Another significant milestone in the evolution of Apple Inc. (Nasdaq: AAPL) is being marked this week. Microsoft Corp. (Nasdaq: MSFT), the long-term nemesis of the consumer electronics company, announced its first-quarter results, and the numbers showed the software vendor's revenue had fallen behind Apple's for the first time in about 20 years.
It's a triumph of sort, not just for Apple but also for the electronics hardware market. Until Apple's sales eclipsed Microsoft's, I had begun to think that being in the electronics hardware business might be the kiss of death. It still could be, but Apple, by marrying software with great hardware design and one of the best marketing outreach programs in the electronics industry, is demonstrating what OEMs must do to fight the wave of commoditization that has devastated sales and eroded profit margins over the last decade.
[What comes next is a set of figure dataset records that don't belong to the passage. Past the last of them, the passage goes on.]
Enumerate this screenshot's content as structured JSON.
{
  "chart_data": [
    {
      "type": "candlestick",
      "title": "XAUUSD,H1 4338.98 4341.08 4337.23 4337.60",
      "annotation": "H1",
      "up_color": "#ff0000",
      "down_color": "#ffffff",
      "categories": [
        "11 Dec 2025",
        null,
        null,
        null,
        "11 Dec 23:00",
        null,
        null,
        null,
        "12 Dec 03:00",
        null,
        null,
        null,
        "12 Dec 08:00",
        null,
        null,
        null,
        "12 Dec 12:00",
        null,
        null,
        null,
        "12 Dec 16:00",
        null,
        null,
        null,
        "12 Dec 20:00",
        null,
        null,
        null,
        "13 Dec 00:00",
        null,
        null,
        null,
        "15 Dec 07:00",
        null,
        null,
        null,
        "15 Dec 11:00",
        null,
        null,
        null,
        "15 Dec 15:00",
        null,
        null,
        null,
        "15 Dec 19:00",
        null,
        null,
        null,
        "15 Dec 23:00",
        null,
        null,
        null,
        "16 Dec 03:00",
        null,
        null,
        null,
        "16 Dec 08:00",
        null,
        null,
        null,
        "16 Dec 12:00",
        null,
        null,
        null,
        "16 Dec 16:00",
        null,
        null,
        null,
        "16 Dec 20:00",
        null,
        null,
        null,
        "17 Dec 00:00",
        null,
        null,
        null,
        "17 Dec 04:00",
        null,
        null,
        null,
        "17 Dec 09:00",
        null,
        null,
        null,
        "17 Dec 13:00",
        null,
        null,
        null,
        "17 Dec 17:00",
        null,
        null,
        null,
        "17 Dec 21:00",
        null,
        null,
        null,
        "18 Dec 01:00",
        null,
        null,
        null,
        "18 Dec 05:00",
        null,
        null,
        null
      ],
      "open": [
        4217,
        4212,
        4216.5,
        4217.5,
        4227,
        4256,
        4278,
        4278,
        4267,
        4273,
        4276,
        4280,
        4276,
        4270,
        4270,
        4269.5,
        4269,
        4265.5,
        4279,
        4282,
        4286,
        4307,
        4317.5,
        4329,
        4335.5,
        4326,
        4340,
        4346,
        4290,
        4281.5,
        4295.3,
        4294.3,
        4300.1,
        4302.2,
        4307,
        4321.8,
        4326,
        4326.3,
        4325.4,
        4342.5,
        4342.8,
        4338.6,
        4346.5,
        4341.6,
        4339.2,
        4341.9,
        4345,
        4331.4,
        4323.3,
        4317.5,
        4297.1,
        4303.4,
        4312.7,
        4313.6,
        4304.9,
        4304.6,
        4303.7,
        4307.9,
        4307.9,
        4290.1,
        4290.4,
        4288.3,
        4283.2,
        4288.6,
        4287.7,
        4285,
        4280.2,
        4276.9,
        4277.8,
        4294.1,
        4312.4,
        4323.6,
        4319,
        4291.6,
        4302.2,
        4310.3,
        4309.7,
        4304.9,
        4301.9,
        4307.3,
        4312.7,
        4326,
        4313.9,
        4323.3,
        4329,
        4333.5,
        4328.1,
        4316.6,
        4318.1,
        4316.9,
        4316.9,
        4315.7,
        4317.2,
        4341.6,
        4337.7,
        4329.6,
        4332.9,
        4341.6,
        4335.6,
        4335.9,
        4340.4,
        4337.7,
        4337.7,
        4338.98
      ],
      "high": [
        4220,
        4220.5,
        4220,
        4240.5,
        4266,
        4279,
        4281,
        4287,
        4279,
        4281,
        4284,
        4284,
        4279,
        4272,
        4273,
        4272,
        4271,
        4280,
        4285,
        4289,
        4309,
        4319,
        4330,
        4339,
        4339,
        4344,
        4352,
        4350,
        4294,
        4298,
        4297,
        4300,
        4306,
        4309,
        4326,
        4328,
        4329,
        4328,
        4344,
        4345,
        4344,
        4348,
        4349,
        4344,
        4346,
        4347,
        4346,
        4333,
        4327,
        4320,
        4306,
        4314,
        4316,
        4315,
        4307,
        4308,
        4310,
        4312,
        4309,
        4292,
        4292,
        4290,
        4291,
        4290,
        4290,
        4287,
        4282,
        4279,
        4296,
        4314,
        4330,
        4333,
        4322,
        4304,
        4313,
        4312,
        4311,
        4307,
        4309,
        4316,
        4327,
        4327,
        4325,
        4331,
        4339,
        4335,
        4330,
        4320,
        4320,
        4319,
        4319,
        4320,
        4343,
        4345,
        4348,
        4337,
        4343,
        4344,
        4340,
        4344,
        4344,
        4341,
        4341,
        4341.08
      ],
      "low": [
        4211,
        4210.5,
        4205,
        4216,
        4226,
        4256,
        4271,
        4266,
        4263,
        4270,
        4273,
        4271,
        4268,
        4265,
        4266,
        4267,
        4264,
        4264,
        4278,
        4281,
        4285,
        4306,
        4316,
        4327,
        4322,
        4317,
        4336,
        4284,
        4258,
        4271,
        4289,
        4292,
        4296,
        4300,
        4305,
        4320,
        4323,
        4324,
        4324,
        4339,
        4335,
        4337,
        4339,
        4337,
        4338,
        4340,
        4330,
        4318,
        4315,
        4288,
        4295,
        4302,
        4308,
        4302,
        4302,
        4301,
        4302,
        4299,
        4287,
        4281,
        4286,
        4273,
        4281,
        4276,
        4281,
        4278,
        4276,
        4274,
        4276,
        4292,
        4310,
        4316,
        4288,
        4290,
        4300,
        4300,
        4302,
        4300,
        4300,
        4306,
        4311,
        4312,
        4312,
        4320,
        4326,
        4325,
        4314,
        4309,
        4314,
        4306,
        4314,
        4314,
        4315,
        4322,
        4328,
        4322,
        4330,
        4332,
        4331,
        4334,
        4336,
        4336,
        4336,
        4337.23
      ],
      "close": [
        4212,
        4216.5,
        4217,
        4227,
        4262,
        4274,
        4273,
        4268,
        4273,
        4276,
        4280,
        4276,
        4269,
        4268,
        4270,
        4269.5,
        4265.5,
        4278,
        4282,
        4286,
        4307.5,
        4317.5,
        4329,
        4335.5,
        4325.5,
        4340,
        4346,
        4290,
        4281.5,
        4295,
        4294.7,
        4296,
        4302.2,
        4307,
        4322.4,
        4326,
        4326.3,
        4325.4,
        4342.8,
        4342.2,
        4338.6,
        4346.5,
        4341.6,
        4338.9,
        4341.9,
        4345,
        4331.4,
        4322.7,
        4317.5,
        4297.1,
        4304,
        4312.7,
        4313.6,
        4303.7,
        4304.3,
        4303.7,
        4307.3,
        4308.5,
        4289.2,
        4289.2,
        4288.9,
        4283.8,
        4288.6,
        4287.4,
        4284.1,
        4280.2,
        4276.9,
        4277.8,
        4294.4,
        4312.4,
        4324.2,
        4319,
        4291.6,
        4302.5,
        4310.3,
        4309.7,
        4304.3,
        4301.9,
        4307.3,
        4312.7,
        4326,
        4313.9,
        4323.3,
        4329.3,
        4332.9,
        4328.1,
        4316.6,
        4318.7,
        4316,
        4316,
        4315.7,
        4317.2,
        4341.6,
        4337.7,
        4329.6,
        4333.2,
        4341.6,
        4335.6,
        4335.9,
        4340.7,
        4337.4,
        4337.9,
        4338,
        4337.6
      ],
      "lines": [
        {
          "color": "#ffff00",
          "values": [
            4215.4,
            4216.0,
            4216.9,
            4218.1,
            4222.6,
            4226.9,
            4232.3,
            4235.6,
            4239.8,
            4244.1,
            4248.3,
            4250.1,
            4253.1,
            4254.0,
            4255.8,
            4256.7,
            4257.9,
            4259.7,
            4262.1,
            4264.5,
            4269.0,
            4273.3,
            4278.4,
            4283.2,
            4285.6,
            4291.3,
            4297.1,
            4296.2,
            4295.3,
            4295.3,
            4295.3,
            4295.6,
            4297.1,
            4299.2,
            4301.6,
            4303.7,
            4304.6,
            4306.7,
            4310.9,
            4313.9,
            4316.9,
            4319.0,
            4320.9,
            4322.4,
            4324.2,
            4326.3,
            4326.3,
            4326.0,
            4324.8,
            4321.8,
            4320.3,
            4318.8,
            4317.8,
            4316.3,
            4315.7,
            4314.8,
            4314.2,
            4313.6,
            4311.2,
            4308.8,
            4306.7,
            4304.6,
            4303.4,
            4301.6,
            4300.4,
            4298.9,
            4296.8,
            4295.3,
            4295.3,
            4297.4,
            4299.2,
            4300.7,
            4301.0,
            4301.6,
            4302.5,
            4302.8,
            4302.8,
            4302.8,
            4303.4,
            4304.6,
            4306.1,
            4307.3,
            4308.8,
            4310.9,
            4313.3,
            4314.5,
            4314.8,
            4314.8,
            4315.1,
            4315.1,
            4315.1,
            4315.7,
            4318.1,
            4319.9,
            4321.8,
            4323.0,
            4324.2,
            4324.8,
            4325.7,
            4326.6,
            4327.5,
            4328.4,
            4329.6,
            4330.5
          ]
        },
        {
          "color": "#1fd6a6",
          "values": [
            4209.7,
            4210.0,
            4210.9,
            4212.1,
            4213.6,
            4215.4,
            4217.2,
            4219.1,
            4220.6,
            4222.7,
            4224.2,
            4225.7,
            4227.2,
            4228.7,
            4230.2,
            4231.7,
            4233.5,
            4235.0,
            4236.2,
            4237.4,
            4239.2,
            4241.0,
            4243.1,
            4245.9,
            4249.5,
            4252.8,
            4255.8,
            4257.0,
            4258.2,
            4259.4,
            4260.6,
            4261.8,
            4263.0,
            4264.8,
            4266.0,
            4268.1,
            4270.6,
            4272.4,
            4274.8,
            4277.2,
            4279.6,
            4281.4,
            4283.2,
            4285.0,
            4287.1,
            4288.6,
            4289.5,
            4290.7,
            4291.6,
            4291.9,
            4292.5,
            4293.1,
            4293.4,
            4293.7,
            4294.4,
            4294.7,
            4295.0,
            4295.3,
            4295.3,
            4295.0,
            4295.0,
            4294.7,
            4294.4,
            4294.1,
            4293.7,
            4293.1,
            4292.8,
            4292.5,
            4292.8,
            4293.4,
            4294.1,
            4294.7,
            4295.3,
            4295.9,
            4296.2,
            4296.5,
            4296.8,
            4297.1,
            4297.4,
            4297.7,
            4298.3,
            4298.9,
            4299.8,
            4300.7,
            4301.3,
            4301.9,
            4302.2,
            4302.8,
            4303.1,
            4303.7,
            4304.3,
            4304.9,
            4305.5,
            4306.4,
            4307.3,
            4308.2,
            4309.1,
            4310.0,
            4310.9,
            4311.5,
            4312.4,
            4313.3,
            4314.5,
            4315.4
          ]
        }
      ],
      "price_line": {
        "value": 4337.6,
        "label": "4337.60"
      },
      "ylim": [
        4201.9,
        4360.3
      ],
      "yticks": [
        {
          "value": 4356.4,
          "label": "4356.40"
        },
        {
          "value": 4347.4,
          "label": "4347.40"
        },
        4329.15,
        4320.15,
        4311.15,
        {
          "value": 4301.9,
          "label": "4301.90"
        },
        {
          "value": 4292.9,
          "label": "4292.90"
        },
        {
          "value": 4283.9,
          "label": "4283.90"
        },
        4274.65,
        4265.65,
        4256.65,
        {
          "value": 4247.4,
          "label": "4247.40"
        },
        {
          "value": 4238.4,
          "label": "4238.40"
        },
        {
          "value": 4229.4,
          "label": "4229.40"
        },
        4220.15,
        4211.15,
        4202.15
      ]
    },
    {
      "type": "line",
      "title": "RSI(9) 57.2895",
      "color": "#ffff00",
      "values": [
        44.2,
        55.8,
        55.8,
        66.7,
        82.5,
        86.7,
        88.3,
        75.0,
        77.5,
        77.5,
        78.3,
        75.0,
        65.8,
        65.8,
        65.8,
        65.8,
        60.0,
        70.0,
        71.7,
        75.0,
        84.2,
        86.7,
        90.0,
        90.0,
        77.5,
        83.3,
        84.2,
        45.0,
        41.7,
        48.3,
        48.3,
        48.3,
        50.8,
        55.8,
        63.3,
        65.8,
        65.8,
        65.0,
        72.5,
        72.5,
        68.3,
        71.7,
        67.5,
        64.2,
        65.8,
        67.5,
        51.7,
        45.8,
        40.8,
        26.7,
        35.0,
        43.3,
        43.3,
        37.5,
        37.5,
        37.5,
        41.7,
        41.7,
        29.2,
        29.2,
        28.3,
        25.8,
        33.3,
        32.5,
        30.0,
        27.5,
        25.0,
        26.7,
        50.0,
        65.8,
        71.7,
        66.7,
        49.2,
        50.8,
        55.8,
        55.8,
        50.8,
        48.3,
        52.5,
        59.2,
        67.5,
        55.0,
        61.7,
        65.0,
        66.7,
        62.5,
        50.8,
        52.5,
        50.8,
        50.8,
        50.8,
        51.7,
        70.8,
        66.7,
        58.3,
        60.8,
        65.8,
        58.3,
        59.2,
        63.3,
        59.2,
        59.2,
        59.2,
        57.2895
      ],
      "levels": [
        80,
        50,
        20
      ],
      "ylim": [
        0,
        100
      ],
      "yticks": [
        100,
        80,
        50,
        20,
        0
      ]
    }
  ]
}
Microsoft is growing, just not as fast as Apple, and this must be bittersweet for the folks in Redmond, Wash. Despite having a strong March quarter, Microsoft is trailing Apple on two major financial metrics:
The software giant's revenues in the March quarter -- its fiscal 2011 third quarter -- rose to $16.4 billion from $14.5 billion, up 13 percent, while Apple in the same quarter reported revenues of $24.7 billion, up 83 percent from the comparable 2010 quarter. During the same quarter, profits at Microsoft were $5.2 billion but $6 billion at Apple. Analysts, meanwhile, forecast Apple's June-quarter revenues will be approximately $24.5 billion compared with $16.2 billion for Microsoft.
Little wonder, therefore, that Apple's market value ($319.5 billion) is almost $100 billion more than Microsoft's ($224.4 billion) at the end of trading on Thursday, April 28.
It's easy to draw the wrong conclusions from these numbers. Yes, Apple is focused on hardware, including wireless products such as the iPhone and the iPad, while Microsoft is mainly a software vendor, generating a huge portion of its sales from the weakening personal computer market. Apple, which also sells PCs, is growing faster in the segment than the market average by leveraging its brand name to maintain a fanatical support base in the Macintosh community; buyers of Apple's Macs typically pay a premium over comparable Windows PCs.
But it would be naïve to simply describe Apple as a hardware vendor. The company is better seen as a community developer and enabler, offering equipment and services that enhance consumer and corporate usage of electronics products. Just as Apple refused to open-source the software interface with its Mac computers, it did the same with its wireless handsets and tablet PCs to become the biggest and most valuable technology company in the world. In other words, electronics OEMs can maintain market share and generate both huge sales and profits if they play in the "right" equipment market and couple this with a great software interface that allows them to develop a unique ecosystem for the products.
I think many companies are either missing this bigger picture or failing to make the transition as smoothly and effectively as Apple has. Cisco Systems Inc. (Nasdaq: CSCO) is one of those companies that have not yet connected the dots among great hardware, the community of users, and a fantastic ecosystem. The company is reorganizing operations and has ordered the closure of its Flip camera division. The Flip is a great product -- I own one -- but beyond point-and-shoot, my relationship with the product is as fascinating as the one I have with my garden shovel.
I don't know that all OEM products can lend themselves to the Apple magic, but not finding a way to build a vibrant ecosystem around your product will accelerate the price erosion we fancily call "commoditization" today.
And as for Apple, perhaps the gloaters should hold off. Apple may have passed Microsoft in revenue, profits, and market value, but its competitiveness comes with some caveats. In the March quarter, for instance, the sales gap between Microsoft and Apple was more than $8 billion, but the profit gap was less than $1 billion. The implication is that Apple is sweating more to generate comparable profits. I like Apple, but Microsoft isn't looking so bad, either.